By Jamie Freed
(Reuters) – Taiwan’s China Airlines Ltd is “actively” looking at options to replace its ageing fleet of 22 Airbus SE A330 widebodies and is also starting to examine next-generation freighter planes, the company’s president told Reuters.
The carrier, which has been profitable during much of the pandemic because of a shift to cargo services, is now starting to gear up for a rebound in passenger travel when Taiwan lifts quarantine rules for arrivals.
China Airlines is looking to phase out its A330s, a mainstay on regional routes, as it modernises its fleet to reduce emissions and cut its fuel bill, President Kao Shing-Hwang said in a written interview.
“We are actively studying our options for the A330 fleet’s successor,” he said on Thursday. “China Airlines has invited a number of manufacturers to submit their proposals.”
He declined to comment on the timing of the planned order and the types under consideration.
At other airlines, A330s are most often being replaced by the Airbus A330neo and Boeing Co’s rival 787, although options like the A350 and A321XLR, both from Airbus, have been selected in some cases.

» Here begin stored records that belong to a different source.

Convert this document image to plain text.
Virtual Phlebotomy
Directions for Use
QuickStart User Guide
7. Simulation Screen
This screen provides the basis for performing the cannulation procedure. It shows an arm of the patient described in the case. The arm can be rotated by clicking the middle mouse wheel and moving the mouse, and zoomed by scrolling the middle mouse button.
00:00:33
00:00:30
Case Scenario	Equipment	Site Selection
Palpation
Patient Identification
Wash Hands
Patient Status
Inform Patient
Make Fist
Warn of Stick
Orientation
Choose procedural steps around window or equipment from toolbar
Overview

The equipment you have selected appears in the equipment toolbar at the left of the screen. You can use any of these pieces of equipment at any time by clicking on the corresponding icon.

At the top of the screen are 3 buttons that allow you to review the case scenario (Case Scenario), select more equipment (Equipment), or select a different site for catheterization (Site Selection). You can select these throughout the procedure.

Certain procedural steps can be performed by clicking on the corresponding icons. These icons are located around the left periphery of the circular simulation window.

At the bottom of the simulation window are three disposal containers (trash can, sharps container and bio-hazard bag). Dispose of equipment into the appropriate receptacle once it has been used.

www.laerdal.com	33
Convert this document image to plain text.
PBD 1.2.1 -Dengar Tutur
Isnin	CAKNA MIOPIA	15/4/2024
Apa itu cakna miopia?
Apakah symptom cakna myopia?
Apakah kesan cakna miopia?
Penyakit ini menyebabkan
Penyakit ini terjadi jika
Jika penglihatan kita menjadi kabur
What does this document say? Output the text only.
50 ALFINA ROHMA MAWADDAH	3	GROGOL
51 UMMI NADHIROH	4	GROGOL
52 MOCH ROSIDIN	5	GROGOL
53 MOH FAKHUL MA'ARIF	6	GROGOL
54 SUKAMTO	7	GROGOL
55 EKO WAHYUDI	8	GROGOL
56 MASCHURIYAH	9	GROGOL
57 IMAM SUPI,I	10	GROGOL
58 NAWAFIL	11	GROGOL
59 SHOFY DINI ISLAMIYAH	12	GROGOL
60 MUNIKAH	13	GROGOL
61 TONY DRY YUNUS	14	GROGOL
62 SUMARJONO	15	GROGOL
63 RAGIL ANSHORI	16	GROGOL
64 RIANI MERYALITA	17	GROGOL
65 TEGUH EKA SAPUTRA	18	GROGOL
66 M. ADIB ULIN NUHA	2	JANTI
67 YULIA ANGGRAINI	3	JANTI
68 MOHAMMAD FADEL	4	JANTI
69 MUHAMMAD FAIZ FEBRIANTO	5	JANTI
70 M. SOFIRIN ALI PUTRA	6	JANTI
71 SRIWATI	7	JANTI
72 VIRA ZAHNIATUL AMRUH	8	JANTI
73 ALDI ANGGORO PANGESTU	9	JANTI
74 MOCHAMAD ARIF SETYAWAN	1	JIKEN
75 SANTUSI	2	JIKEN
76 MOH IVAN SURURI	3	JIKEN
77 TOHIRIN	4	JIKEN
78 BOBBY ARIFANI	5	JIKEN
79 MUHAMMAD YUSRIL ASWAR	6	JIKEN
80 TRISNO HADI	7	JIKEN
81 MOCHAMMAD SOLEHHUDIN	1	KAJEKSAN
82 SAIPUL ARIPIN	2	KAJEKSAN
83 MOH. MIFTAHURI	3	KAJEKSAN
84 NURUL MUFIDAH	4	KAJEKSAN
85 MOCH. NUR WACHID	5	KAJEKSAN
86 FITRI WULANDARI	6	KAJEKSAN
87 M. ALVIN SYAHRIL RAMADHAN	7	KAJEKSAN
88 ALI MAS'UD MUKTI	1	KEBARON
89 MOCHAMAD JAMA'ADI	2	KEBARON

China Airlines had 14 A350s and 7 A320neos in its fleet as of June 30.
The carrier also has a large fleet of Boeing widebody freighters, including 18 747-400Fs and 4 777Fs, with the latter expected to reach 10 planes by 2024.
“We plan to continue retiring the 747-400F freighters from service, so new models will still need to be introduced in the future,” Kao said. “The (Boeing) 777X and (Airbus) A350F freighters are both candidates for our next freighter, though the decision is still being reviewed.”
He declined to comment on the timing of the potential order.
The airline benefited from a surge in freight rates during the pandemic because the grounding of passenger planes cut cargo carrying capacity, but Kao said the space shortage was easing as travel demand rebounded and airlines added more flights.
“The increase in belly cargo capacity will catch up to freighter capacity causing more competitive freight rates to appear on the market,” he said. “Demand in Asia and the U.S. will, however, remain strong as they are key manufacturing and consumer regions.”